Особо опасный преступник
Особо опасный преступник
Но слишком уж красивые получились фотографии с летящим портретом. Слишком уж много газет их напечатали. На следующее утро в квартиру одного из нацболов, куда отправились ночевать участники акции, постучали. Максим подошел к двери.
– Повестку из прокуратуры получите, – сказал за дверью мужской голос.
– Я не открою, – отвечал Максим.
– А мне что делать? – настаивал голос. – Мне велено, чтоб вы получили повестку и расписались.
– Макс, открывай, – сказал Максиму отец того их товарища, который в этой квартире жил, хозяин квартиры. – Это мне повестка. По поводу сыночка. Я распишусь.
Максим открыл. Человек двадцать омоновцев ворвались в дверь, повалили Максима на пол, заломали ему руки за спину и надели наручники. Максим не видел, что происходило с его товарищами. Он видел только, как омоновский полковник склонился над ним, достал у него паспорт из заднего кармана джинсов, достал из паспорта триста рублей (все деньги) и положил к себе в карман. А паспорт, как и положено при задержании, отдал конвою.

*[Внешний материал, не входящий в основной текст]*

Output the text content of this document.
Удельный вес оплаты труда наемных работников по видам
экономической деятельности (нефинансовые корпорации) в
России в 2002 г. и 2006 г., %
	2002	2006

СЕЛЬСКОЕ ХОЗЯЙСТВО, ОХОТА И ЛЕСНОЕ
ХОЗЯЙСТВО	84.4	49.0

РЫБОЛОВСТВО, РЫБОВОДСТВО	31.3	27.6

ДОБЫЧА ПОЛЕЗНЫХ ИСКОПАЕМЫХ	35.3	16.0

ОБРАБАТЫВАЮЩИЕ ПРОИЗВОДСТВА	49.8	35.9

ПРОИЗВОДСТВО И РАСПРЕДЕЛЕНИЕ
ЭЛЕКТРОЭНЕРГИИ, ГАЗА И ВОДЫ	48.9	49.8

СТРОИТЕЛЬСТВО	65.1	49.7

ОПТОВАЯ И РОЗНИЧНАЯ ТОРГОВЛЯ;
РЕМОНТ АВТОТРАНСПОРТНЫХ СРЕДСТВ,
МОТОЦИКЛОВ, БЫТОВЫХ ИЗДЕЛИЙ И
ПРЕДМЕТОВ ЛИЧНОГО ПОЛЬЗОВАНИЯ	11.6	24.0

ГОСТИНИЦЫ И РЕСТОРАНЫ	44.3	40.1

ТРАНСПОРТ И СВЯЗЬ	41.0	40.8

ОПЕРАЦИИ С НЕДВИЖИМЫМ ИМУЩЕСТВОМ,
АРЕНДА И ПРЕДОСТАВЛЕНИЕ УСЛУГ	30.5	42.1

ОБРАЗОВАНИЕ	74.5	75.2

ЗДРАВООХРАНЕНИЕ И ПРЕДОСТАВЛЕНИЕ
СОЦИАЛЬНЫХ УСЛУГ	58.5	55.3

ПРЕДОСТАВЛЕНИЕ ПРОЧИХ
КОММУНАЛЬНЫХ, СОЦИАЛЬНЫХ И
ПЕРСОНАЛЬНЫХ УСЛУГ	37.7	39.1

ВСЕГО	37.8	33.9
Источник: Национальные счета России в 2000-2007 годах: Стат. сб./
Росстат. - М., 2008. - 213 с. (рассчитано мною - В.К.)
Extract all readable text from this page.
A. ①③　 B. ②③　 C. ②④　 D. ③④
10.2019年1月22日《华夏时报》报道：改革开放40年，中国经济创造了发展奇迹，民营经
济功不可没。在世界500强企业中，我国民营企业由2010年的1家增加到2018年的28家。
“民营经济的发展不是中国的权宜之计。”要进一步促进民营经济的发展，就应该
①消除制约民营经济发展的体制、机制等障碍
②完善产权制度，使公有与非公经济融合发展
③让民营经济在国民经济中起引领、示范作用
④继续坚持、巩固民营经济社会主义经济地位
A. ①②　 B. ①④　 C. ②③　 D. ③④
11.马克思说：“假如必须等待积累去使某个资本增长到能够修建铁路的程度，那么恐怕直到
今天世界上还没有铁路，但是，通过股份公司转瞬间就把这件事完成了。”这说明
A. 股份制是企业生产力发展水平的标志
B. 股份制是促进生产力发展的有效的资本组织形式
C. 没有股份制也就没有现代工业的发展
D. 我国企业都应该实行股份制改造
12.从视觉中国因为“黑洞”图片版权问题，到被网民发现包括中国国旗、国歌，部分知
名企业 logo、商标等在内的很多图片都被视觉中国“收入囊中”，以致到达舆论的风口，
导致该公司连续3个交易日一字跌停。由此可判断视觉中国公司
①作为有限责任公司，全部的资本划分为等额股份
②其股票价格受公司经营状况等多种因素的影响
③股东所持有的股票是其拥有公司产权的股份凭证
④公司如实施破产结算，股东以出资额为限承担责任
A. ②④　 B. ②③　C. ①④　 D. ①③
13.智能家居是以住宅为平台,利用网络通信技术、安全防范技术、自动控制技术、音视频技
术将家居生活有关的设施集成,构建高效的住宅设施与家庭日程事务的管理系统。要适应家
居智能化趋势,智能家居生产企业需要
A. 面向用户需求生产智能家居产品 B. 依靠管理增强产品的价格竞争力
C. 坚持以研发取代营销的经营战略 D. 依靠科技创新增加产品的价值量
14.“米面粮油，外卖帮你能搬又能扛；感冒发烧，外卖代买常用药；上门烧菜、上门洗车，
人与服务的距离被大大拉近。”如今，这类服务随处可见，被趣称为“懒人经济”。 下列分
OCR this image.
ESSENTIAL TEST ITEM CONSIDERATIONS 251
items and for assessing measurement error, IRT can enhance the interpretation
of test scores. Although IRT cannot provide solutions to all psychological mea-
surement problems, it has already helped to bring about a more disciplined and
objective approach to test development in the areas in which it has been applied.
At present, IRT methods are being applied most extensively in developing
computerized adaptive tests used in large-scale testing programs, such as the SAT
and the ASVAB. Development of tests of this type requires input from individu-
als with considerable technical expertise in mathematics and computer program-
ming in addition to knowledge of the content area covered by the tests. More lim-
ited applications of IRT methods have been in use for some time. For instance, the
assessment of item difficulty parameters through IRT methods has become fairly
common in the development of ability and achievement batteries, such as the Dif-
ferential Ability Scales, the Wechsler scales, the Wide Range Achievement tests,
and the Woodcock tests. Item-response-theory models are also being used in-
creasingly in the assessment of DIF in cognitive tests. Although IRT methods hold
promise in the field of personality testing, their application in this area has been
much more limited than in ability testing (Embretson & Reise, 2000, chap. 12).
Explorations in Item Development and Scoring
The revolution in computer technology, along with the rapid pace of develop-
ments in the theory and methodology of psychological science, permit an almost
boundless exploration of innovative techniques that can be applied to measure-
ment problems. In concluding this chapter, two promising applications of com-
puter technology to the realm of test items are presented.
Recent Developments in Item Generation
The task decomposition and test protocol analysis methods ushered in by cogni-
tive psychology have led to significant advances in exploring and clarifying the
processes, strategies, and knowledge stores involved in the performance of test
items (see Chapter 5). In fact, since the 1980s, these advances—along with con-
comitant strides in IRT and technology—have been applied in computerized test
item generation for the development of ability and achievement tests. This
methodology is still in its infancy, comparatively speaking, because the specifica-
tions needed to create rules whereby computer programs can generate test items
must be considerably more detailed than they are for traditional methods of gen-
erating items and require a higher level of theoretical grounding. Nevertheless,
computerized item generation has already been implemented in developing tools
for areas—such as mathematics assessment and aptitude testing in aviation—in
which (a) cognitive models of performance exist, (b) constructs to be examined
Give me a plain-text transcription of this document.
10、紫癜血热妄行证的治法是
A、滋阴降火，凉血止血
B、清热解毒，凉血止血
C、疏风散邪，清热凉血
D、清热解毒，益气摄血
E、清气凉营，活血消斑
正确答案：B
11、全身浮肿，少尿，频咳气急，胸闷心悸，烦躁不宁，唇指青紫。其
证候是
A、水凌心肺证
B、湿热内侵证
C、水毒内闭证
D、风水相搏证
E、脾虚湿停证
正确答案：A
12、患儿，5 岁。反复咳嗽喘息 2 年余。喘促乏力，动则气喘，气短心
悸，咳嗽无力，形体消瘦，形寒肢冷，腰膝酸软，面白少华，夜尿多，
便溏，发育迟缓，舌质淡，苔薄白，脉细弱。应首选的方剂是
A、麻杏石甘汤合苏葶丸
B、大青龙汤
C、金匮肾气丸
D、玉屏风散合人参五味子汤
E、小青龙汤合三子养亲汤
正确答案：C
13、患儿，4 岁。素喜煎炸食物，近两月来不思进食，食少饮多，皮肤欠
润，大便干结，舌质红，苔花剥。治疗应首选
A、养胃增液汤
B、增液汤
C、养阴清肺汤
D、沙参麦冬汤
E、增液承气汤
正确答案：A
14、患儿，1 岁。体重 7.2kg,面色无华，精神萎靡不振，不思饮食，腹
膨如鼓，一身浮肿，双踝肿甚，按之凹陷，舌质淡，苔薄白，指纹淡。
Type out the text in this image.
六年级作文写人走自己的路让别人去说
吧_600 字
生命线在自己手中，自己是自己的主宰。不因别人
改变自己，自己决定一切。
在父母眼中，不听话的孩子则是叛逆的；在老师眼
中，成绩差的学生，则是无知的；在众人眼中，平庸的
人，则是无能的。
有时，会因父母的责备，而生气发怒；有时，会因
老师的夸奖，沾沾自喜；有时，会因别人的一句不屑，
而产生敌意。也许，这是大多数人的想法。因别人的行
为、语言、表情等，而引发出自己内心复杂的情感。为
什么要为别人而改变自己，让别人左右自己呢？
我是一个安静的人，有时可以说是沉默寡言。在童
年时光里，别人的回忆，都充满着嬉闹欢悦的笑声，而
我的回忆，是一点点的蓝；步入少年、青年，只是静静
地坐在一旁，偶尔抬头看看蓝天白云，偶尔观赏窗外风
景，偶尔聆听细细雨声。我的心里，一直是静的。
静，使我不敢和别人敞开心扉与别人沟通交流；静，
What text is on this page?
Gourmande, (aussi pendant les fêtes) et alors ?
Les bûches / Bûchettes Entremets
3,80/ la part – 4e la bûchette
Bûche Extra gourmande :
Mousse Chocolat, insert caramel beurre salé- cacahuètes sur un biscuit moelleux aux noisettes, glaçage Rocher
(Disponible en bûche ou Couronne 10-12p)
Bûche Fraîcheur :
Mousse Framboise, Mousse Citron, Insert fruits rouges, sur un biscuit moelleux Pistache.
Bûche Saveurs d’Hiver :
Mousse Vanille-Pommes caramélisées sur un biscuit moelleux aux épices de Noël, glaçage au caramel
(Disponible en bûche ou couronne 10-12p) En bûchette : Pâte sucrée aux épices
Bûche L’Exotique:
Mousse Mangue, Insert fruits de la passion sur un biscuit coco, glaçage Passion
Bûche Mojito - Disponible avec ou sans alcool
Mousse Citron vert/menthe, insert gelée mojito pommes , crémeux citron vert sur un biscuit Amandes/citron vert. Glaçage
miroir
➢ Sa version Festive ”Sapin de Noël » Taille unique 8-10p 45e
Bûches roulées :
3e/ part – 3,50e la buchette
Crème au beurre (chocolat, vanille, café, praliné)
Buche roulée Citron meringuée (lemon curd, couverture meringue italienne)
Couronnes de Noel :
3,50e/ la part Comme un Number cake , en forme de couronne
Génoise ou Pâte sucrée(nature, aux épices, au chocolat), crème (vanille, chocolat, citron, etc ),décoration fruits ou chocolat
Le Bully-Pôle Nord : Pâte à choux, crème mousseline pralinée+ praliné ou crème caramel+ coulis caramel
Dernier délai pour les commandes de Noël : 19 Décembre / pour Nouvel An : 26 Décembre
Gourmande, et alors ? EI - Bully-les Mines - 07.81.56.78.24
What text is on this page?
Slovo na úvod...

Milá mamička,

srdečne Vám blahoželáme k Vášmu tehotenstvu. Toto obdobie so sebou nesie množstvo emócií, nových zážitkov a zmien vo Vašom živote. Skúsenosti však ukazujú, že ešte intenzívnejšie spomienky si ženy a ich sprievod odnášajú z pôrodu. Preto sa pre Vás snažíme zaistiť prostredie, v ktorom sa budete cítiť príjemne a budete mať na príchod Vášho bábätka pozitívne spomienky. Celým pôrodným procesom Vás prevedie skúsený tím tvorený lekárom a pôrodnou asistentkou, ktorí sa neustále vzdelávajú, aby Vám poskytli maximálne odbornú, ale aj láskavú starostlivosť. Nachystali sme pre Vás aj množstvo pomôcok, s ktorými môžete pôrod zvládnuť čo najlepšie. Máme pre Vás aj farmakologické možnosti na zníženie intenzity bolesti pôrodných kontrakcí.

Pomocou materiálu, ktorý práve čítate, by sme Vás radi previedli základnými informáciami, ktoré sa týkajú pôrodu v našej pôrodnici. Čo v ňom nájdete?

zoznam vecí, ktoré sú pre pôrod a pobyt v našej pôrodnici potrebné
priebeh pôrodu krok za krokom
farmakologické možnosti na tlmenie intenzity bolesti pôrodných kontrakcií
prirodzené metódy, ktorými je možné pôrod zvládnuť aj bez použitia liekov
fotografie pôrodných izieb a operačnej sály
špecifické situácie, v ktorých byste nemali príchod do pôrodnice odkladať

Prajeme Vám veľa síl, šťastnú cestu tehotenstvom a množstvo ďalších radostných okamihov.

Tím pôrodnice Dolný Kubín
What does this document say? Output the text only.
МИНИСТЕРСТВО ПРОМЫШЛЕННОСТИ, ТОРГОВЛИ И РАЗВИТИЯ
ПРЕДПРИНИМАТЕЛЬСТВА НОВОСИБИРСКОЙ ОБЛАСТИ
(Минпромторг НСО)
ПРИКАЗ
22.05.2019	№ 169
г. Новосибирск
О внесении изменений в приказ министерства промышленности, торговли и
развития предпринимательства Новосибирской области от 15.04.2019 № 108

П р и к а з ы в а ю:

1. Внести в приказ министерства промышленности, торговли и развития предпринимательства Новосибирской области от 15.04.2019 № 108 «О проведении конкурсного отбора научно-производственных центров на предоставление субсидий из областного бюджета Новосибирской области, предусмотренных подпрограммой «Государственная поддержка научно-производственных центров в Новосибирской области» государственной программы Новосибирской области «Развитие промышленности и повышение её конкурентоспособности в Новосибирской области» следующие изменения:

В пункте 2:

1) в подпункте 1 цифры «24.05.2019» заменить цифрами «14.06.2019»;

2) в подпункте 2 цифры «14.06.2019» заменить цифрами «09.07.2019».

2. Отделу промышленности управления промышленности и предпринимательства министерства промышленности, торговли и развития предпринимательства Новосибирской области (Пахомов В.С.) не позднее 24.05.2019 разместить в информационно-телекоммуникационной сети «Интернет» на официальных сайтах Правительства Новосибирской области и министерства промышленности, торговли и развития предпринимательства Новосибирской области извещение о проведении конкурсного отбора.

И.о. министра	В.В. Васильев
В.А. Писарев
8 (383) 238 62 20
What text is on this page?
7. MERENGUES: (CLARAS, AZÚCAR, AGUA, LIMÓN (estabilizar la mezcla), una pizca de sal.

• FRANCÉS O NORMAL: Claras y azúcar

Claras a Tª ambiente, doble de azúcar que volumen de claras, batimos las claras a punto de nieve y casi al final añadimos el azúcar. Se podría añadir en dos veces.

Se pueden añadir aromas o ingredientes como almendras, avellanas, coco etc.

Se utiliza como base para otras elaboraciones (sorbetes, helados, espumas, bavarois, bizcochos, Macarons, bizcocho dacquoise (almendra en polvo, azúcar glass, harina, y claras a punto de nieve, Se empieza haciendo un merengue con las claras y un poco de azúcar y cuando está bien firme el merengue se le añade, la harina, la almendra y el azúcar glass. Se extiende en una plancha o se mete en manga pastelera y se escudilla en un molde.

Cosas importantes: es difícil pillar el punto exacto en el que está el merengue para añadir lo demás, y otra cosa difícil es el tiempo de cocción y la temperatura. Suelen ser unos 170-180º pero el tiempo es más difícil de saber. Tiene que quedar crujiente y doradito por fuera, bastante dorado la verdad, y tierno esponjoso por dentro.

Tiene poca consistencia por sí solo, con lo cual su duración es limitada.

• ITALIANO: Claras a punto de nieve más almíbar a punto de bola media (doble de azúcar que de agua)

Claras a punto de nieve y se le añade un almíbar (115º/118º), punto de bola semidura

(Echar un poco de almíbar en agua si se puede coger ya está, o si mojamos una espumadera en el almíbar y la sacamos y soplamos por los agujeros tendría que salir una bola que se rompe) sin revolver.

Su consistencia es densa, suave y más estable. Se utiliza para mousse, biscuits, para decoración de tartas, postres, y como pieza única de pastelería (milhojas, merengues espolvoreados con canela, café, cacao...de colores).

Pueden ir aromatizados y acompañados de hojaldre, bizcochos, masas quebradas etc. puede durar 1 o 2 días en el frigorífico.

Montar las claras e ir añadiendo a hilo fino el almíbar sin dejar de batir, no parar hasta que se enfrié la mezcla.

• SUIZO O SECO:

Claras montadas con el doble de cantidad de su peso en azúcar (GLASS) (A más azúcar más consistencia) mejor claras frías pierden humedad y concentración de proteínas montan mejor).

Потом к лежавшему на полу Максиму подошел еще один офицер ОМОН. Медленно поставил ему на лицо ногу в тяжелом ботинке, потом навалился на эту ногу всей тяжестью и поставил на лицо Максиму вторую ногу. Максиму казалось, что сейчас кожа слезет у него со скул и вытекут глаза. А офицер стоял у Максима на лице в своих ботинках и слегка пружинил ногами, как бы чуть-чуть подпрыгивая.
– Геройский поступок! – прохрипел Максим из-под офицерских подошв.
Офицер постоял еще немного и сошел с лица задержанного. Максима подняли на ноги, посадили не в обычный автозак, а в убоповский черный «Мерседес» и повезли одного на Петровку в следственную тюрьму.
На Петровке Максима почти не били. Пугало только, что расследованием их дела занимается специальная следственная бригада из двенадцати человек под руководством подполковника Алимова, следователя по особо важным делам, работа которого вообще-то состояла в раскрытии грабежей и убийств. И следствие было закончено всего за неделю.
На время суда Максима перевезли в следственный изолятор Матросская Тишина. Там была огромная общая камера, пятьдесят человек вместо тридцати. Койки стояли в два яруса вдоль стен, и заключенные сидели на койках голые, потому что иначе нельзя было переносить духоту и жару. Когда Максим только вошел в камеру, кто-то из заключенных сказал, кивая на уголовное дело Максима, которое Максиму предстояло изучать перед судом:
– Политический, что ли?
Дело (Максим держал его под мышкой) было пухлым: слишком много страниц, чтобы быть простой уголовкой.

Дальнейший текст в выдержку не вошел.